Date of Award


Document Type


Degree Name

Master of Science (MS)




College of Graduate Studies

First Advisor

Patrick J. Mulholland

Second Advisor

Jennifer A. Rinker

Third Advisor

Lawrence J. Chandler

Fourth Advisor

Howard C. Becker


Alcohol use disorder (AUD) is a chronic relapsing brain disease characterized by compulsive alcohol use, withdrawal symptoms, and adaptations in the reward neurocircuitry. Evidence from previous studies have demonstrated that voltage-dependent KV7 potassium channels are a novel target for reducing alcohol seeking and behaviors commonly associated with AUD. However, the underlying changes in KV7 channel expression and function following chronic alcohol exposure are still largely unknown.

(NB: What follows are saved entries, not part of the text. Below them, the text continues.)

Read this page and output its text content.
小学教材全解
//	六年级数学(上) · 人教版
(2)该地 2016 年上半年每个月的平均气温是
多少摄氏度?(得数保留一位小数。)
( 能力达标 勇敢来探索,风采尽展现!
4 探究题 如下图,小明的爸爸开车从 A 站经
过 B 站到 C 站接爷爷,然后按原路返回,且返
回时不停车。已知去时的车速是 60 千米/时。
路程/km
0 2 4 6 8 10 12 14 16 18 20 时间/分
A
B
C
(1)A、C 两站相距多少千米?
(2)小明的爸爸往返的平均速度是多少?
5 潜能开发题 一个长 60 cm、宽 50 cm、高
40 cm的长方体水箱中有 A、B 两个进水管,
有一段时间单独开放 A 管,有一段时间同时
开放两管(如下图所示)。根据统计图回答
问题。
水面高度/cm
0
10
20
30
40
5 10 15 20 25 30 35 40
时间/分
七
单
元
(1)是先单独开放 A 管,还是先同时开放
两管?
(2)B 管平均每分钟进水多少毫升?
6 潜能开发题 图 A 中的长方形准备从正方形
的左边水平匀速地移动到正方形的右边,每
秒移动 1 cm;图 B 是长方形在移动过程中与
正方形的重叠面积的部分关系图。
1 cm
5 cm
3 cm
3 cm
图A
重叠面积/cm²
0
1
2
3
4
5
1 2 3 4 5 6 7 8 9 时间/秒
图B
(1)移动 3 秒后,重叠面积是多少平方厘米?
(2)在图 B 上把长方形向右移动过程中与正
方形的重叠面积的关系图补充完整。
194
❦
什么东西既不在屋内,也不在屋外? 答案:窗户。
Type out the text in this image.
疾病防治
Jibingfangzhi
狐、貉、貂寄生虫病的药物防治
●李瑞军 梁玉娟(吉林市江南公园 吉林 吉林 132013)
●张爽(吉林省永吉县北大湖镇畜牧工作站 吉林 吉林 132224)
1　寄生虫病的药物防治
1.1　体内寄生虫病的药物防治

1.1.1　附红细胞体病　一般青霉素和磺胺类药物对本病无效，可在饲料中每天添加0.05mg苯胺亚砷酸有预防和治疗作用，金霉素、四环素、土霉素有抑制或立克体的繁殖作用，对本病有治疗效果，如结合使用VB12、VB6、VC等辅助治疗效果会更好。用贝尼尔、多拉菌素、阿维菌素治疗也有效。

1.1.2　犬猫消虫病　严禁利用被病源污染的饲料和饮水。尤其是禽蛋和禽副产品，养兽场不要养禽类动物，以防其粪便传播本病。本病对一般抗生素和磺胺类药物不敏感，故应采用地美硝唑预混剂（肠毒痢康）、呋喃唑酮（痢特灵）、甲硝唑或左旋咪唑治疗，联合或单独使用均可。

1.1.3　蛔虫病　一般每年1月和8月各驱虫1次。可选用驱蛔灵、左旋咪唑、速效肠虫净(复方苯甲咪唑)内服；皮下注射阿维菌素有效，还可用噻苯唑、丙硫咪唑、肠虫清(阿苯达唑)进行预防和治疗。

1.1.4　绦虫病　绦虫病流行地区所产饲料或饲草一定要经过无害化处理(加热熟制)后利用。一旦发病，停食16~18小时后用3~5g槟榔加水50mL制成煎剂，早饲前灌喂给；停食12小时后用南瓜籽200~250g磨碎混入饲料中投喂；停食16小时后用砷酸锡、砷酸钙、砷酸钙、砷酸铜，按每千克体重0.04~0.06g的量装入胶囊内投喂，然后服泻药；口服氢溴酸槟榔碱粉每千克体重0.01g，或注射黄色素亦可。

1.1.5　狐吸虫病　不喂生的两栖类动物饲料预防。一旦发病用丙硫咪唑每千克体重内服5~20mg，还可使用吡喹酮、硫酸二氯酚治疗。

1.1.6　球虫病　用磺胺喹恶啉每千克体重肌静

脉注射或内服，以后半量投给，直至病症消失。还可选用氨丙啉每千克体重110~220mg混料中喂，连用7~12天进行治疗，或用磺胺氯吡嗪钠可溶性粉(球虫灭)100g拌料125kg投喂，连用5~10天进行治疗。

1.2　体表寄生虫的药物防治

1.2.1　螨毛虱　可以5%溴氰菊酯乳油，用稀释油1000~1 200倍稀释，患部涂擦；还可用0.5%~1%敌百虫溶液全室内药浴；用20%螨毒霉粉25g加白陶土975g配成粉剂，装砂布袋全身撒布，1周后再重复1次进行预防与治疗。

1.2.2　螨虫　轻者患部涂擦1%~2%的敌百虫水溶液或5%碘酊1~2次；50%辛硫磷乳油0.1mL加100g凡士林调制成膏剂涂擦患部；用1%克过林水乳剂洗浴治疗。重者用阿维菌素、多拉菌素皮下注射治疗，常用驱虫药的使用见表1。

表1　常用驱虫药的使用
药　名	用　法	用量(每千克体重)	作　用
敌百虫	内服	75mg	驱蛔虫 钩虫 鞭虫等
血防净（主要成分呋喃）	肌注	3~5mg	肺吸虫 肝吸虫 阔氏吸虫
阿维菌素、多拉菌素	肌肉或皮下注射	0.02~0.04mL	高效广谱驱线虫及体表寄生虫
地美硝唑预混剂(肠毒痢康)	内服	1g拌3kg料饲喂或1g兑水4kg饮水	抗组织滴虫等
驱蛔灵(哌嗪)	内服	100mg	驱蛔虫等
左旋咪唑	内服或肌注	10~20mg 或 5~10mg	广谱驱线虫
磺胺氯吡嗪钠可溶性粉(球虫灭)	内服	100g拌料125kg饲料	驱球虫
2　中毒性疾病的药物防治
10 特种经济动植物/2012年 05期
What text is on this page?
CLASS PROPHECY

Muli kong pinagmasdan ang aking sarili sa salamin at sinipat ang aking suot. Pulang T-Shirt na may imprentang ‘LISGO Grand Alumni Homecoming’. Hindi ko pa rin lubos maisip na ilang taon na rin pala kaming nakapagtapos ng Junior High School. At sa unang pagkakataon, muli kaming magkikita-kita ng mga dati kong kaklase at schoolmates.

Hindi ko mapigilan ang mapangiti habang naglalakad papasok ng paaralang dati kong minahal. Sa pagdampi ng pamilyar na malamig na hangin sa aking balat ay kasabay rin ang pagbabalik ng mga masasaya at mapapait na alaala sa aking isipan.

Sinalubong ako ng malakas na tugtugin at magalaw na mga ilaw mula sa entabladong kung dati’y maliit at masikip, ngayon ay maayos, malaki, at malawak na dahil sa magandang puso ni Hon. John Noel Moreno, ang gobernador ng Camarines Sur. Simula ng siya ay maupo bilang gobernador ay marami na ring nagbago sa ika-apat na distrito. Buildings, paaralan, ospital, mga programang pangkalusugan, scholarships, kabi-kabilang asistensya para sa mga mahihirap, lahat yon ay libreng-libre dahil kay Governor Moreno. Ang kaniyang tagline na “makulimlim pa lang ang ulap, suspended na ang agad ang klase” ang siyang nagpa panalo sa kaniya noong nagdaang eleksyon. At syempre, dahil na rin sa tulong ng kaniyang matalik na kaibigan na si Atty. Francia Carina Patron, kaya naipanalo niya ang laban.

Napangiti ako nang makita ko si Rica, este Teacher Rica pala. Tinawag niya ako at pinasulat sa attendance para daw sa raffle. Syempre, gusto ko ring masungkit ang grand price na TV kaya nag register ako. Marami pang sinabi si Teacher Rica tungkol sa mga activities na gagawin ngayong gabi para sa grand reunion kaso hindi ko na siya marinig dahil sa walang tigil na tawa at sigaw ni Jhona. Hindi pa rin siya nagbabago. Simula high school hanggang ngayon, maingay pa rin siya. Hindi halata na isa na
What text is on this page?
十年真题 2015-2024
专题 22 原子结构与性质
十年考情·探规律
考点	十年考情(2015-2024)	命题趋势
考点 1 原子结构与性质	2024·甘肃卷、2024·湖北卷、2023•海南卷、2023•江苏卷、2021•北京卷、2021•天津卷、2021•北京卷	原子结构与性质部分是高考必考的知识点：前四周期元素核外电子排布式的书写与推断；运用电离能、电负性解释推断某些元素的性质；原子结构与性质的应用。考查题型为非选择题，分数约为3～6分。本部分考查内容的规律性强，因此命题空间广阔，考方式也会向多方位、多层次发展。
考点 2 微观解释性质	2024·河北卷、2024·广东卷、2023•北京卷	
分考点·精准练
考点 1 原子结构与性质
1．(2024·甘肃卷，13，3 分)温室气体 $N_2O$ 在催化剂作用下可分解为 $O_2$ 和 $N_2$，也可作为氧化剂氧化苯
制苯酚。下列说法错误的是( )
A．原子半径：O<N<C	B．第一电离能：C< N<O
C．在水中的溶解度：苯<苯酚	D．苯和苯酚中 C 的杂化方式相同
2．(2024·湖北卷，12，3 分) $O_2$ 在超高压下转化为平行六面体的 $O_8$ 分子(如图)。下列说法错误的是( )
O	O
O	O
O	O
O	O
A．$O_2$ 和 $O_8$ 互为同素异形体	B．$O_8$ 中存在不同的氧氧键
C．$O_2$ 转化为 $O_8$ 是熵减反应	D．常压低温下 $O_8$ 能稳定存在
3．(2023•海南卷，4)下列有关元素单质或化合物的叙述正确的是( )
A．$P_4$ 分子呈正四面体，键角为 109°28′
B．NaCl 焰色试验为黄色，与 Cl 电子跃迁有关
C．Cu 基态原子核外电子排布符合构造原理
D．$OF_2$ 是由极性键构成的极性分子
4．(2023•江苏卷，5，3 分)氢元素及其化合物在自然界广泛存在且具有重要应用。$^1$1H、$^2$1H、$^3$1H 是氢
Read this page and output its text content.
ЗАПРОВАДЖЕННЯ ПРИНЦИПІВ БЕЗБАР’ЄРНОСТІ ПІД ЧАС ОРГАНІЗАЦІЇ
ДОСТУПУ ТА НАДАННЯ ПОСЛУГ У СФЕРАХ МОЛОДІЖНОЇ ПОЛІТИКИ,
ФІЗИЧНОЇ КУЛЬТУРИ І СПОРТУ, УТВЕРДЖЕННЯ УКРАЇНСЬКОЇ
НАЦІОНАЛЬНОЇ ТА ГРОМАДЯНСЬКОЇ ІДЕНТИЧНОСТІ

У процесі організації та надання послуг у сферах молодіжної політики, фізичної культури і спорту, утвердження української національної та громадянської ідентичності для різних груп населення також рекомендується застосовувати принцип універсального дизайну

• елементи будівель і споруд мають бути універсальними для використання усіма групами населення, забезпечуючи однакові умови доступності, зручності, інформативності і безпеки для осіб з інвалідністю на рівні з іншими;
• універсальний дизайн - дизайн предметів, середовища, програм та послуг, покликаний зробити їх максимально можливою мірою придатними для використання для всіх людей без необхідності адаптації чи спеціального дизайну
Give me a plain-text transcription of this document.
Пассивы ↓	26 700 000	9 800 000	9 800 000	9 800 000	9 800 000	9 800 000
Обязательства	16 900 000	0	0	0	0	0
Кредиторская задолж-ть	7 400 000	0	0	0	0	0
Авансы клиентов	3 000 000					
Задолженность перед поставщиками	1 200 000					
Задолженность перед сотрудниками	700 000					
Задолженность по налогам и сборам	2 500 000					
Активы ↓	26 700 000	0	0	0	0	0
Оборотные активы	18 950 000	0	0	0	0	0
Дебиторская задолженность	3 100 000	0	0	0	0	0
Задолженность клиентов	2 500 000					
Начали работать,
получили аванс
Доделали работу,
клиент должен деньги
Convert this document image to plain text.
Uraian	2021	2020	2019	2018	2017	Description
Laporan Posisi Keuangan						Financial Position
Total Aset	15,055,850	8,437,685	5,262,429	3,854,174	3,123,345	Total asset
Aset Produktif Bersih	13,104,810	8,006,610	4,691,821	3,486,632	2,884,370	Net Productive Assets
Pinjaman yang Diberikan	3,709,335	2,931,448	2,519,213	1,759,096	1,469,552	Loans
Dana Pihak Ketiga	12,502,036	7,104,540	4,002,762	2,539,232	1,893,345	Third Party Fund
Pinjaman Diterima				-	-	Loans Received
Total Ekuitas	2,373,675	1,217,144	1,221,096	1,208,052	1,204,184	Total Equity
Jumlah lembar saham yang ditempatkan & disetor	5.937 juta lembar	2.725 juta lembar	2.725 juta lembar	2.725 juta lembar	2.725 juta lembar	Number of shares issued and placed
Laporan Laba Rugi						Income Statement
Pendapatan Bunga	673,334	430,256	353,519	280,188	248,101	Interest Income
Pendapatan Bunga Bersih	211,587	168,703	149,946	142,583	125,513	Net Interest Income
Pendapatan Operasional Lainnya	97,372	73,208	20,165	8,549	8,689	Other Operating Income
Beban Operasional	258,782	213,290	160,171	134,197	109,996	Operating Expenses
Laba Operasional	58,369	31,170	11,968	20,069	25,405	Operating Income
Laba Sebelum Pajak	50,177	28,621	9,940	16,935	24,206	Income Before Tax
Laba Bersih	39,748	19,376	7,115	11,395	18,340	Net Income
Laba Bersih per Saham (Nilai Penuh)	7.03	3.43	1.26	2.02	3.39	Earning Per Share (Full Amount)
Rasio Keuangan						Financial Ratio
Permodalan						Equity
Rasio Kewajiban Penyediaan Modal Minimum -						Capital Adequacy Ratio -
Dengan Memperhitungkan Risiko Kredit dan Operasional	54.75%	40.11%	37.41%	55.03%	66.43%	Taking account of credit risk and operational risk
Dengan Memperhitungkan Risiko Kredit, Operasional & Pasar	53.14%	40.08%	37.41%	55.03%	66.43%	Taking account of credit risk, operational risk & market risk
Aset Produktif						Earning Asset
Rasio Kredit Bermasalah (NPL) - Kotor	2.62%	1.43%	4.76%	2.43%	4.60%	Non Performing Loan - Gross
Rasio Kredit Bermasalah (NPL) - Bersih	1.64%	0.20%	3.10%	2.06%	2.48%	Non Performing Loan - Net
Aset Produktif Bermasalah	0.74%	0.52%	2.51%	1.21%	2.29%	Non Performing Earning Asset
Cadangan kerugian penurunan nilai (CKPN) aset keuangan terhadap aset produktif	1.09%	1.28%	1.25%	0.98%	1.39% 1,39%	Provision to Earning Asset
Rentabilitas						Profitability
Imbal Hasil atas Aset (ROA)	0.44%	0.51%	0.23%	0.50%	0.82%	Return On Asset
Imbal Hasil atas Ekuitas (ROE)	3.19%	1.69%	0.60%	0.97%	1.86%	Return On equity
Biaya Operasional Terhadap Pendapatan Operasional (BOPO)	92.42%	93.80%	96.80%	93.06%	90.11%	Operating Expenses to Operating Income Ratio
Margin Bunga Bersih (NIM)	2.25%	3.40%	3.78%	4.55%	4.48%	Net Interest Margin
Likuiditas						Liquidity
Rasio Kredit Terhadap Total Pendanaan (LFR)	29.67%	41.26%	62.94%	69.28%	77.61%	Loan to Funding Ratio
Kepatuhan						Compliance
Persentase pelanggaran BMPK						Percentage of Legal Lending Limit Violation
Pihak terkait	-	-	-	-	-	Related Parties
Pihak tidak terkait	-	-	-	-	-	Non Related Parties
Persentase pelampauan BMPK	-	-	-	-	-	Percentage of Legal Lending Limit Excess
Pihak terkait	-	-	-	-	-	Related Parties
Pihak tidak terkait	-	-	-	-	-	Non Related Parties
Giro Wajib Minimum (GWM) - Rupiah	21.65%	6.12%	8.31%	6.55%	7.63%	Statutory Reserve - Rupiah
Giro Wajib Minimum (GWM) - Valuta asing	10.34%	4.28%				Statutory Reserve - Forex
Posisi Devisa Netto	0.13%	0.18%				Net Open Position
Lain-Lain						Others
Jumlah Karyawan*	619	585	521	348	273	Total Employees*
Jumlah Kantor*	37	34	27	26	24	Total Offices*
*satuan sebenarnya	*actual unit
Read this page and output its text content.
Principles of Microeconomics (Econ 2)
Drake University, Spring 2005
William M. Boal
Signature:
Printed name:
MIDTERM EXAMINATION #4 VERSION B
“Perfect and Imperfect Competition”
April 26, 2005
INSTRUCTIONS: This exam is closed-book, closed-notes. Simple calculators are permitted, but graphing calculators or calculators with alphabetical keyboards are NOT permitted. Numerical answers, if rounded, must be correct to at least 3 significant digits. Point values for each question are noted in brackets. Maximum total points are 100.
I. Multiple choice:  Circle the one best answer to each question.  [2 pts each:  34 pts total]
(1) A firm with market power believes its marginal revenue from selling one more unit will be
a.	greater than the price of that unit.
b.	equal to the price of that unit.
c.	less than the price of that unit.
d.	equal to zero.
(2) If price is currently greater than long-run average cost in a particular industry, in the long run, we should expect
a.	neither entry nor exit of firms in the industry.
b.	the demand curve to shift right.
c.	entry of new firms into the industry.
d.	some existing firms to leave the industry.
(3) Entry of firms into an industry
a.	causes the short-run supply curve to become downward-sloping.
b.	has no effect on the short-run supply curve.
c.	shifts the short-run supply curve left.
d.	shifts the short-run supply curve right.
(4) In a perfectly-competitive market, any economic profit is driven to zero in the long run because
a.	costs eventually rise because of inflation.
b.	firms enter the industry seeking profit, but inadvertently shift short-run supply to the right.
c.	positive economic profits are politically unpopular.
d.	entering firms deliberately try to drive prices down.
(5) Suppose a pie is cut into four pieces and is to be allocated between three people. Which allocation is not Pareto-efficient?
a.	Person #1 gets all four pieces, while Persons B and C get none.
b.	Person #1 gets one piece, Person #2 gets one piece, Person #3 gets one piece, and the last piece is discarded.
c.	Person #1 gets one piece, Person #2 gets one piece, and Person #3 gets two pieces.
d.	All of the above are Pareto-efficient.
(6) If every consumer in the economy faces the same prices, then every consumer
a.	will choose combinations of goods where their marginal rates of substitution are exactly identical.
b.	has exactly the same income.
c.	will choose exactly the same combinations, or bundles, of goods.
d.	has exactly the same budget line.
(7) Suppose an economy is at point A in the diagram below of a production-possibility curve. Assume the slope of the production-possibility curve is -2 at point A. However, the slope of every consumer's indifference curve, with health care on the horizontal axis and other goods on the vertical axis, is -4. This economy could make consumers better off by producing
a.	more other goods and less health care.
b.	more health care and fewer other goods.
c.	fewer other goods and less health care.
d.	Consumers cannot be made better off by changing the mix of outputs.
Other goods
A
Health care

We believe that cortical interneurons play a crucial role in these behavioral and neural adaptations. We utilized immunofluorescent staining procedures to quantify alterations in KV7 channel colocalization with one of the primary interneuron subtypes, parvalbumin, found in the prelimbic cortex (PL) following the induction of ethanol dependence. In addition, we used fiber photometry to record calcium transients in the PL of C57BL/6J mice that express the genetically encoded calcium indicator, GCaMP6. Calcium transients were recorded in freely moving mice in an open field apparatus that were treated with ML213, a selective KV7.2/7.4 channel positive modulator, prior to and following the induction of ethanol dependence. Consistent with our previous findings, ML213 altered PL activity in ethanol dependent but not in non-dependent animals. Analysis of the calcium transients of C57BL/6J mice expressing GCaMP6s under the control of a human synapsin (hSyn) promoter revealed very slow calcium transients at a frequency of 0.075 ± 0.01 events/second under basal conditions. However, the acute administration of ML213 following the induction of ethanol dependence increased the frequency and reduced amplitude of these calcium transients. These effects were not replicated in non-dependent nor in C57BL/6J mice expressing GCaMP6s selectively in glutamatergic neurons. These results provide evidence that the behavioral effects observed by KV7 channel positive modulation are influenced by possible adaptations on cortical interneurons. Our data suggest that KV7 channels are sensitized following ethanol dependence and allow for the coordination of interneuron activity in the PL.